Department of Prints and Drawings
The Collection of Master Drawers. The Hotbed of Invention
Located on the first floor of the Gallery of the Statues and Paintings of the Uffizi, the Department of Prints and Drawings occupies one of the stately spaces which housed the Theater built in the second half of sixteenth century by Bernardo Buontalenti under the Medici family’s rule. Between 1952 and 1960 a series of important maintenance works to systematically restore the interior was entrusted to Florentine architect Edoardo Detti (1913-1984), a leading advocate of the Italian Rationalism movement who worked according to the most avant-garde museographic criteria. More recently a new Study Room with over 30 equipped workstations has been installed, designed to offer the many Italian and foreign students who visit the Galleries an atmosphere which is more conducive to research.
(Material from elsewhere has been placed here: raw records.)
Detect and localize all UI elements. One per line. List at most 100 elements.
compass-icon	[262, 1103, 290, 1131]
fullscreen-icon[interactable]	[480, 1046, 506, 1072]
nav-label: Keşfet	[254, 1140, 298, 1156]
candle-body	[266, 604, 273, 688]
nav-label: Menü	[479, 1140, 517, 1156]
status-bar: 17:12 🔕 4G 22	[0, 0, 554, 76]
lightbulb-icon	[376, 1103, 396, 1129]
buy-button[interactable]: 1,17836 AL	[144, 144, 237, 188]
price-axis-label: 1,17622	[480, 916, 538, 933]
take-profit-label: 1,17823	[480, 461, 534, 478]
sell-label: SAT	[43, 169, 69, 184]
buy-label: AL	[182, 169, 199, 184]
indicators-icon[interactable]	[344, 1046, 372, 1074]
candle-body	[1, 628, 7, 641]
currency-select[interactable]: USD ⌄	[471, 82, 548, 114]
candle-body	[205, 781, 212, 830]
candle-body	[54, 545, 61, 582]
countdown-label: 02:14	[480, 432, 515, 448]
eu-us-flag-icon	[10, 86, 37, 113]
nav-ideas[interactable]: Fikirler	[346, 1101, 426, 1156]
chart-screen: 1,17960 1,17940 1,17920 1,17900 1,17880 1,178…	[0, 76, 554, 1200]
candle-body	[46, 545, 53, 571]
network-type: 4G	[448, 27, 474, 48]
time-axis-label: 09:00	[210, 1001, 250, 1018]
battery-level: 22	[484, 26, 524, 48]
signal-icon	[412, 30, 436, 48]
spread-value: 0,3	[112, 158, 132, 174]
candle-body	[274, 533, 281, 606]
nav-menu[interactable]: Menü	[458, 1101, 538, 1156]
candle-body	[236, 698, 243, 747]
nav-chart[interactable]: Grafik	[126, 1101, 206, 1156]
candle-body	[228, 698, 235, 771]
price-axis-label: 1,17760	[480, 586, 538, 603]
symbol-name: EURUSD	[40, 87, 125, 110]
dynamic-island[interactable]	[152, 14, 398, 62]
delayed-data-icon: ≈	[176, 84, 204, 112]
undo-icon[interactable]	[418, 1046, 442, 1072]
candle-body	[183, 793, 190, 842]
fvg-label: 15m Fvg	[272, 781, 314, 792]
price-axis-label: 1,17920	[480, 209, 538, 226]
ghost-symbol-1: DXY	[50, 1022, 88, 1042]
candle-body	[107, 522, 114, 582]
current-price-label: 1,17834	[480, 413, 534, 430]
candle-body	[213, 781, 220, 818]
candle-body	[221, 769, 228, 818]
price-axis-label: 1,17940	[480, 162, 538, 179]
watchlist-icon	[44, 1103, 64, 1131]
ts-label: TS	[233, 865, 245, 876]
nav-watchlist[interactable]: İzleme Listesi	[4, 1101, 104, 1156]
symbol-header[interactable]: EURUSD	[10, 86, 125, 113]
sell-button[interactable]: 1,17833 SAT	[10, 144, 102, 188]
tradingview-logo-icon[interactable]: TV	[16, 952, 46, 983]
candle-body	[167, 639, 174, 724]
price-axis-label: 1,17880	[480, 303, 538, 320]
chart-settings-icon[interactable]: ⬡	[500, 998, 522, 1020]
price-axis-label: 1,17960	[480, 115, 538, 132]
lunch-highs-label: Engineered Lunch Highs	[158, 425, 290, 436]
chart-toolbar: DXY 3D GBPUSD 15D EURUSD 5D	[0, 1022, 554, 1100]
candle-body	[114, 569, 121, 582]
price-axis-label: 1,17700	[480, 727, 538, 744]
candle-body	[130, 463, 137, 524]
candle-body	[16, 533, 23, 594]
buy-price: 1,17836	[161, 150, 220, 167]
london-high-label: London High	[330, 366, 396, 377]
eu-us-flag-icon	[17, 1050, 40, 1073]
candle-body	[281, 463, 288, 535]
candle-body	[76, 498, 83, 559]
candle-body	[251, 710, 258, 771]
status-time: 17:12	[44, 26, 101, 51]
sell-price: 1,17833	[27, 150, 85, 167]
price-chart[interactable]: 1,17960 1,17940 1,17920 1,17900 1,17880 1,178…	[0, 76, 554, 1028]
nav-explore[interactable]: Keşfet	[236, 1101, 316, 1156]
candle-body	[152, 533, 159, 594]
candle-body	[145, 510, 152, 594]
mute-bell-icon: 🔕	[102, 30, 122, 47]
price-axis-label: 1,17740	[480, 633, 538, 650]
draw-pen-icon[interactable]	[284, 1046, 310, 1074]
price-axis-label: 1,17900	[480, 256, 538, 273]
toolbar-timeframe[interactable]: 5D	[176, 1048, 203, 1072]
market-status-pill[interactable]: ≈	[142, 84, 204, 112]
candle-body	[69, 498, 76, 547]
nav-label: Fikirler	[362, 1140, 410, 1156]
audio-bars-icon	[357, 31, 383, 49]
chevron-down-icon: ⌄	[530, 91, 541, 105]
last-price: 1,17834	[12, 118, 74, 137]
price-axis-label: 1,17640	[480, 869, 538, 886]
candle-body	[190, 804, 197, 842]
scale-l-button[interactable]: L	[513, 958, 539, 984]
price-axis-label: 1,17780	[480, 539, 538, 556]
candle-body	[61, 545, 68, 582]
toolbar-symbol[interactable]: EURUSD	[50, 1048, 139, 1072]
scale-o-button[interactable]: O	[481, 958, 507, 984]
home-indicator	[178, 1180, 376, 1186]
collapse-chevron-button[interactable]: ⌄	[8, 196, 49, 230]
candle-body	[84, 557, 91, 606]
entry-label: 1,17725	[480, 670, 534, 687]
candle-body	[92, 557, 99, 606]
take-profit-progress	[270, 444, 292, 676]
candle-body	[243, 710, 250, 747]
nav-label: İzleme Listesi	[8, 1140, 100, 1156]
The Institute houses one of the most important collections of images in the world. Composed of over 177,000 drawings and prints, the collection was started around the mid-seventeenth century by Cardinal Leopoldo de’ Medici and continues to grow thanks to direct acquisitions and donations. Its huge paper archive dates from the end of the fourteenth century to present day, with a predominance of works from the Italian Renaissance and Tuscan seventeenth century Tuscany. As well as offering academics and researchers access to a photograph gallery and a specialist library, the Department also curates periodic exhibitions and restores its own assets in a highly specialized laboratory.